The COVID-19 Pandemic could have impacted both Kolkata and Phoenix cases. This variable was not included in our research question and, hence, was not a focus of our analysis. The pandemic may have influenced team morale, communication, and collaboration. Aware of this factor, the researcher asked on several occasions the developers whether the lockdown circumstances had contributed to the problems he observed. In an informal conversation with a senior developer from Kolkata, he stated: “we communicate quite OK, but the issues we discussed before always existed. They are not new.” When a similar question was raised with Phoenix senior developer, he explained: “obviously, few things have changed but mostly impacted our communication and coordination ... We use to set close to each other. The guys use to raise their heads and shout questions, no need for meetings or Skype calls. I have kids I look after at home. My wife goes to work ... I changed my working hours, I became less reliable and some of the guys in similar situation. I would say coordination of tasks has been affected and helping each other’s. It’s better when you can physically see the other person.” This raised our confidence in RQ3 findings. We used RQ2 findings as a lens to examine both Phase 2 cases. This has led to findings relevant to further our understanding of what obstructs the Scrum value-add for achieving quality from materializing. The pandemic has relevance in these social settings; however, the constraints we identified for RQ3 are not induced by lockdown circumstances. They rather stem from the cultural and organizational fabrics of both cases.

External Validity

This is the quality of whether the findings can be “transferable” to other contexts (Miles et al. 2014). Miles et al. (2014) suggest discussing the contexts where the findings may apply and a theoretically diverse sample. In Section 6.1, we highlighted potential settings where these findings may be relevant. As discussed previously, we purposefully sought a diverse sample. Our Phase 1 participants were from 16 countries and worked for diverse types of businesses of various sizes.

Action Orientation

As we argued throughout this report, Scrum has become a highly sought implementation of agile methods. This popularity is, partly, grounded in the motivation of companies to improve software quality by using Scrum. To influence future endeavors to implement Scrum to improve quality, we drew recommendations from our findings and aimed for actionable measures for practitioners to consider (see Section 6.1).

9 Conclusion

The Scrum value-add for software quality does not replace good software engineering practices, quality assurance, and control processes. Instead, it complements them and nurtures the social development environment to uplift the ability of Scrum teams to achieve software quality. However, this does not imply that the Scrum value-add is inessential; our data show significant appraisal for their relevance in the quest to achieve software quality. The organizational and cultural fabric of organizations influences Scrum implementations and the potential for the Scrum value-add to materialize. Cultural particularities and leadership styles have a far-reaching impact on software quality. For example, we reported that the Scrum value-add is impeded when team members avoid speaking up, lack openness, and blindly accept the leader’s decisions, or fear negative consequences. Consequently, Scrum teams miss the opportunities to raise and work on their obstacles to improve their ability to improve the quality of their work.

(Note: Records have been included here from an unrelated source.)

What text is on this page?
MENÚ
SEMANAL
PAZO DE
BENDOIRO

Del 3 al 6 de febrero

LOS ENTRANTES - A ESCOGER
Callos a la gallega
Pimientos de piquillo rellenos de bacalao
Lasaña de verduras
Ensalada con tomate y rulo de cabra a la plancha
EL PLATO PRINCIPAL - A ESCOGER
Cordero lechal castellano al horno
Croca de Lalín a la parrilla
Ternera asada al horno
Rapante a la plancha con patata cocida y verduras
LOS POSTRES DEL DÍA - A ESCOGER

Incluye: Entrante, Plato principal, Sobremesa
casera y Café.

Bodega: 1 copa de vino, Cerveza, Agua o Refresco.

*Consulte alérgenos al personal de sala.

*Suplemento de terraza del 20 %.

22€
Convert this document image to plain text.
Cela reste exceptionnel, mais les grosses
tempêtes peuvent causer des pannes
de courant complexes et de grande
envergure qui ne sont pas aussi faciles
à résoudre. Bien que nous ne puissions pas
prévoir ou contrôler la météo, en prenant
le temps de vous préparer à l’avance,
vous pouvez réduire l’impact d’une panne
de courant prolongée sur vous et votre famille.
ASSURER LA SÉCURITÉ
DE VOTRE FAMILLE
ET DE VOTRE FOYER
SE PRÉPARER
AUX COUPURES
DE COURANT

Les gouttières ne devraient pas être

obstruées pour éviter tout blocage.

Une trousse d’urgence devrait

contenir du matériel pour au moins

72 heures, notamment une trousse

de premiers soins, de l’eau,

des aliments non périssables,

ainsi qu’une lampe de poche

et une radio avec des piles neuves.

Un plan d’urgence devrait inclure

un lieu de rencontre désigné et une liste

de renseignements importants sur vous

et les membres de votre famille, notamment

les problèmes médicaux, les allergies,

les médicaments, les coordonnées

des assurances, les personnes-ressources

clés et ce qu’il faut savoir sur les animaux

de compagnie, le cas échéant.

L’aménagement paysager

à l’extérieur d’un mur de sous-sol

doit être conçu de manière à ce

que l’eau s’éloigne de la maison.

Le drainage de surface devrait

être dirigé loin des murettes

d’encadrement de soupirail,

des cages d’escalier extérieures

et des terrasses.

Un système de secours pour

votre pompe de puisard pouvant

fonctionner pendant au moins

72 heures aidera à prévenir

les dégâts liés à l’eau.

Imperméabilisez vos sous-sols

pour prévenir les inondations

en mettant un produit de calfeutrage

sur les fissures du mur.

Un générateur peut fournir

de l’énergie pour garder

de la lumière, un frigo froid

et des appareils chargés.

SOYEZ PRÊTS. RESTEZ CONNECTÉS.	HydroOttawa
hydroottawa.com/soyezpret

Our work demonstrates that Scrum implementations do not “work in vacuum.” They have a social underpinning that complements and strengthens their effectiveness and encourages a social climate in favor of achieving software quality. Organizations seeking to enhance their software quality by implementing Scrum should combine software engineering and quality assurance practices with a focus on a social climate that promotes the Scrum value-add for achieving software quality.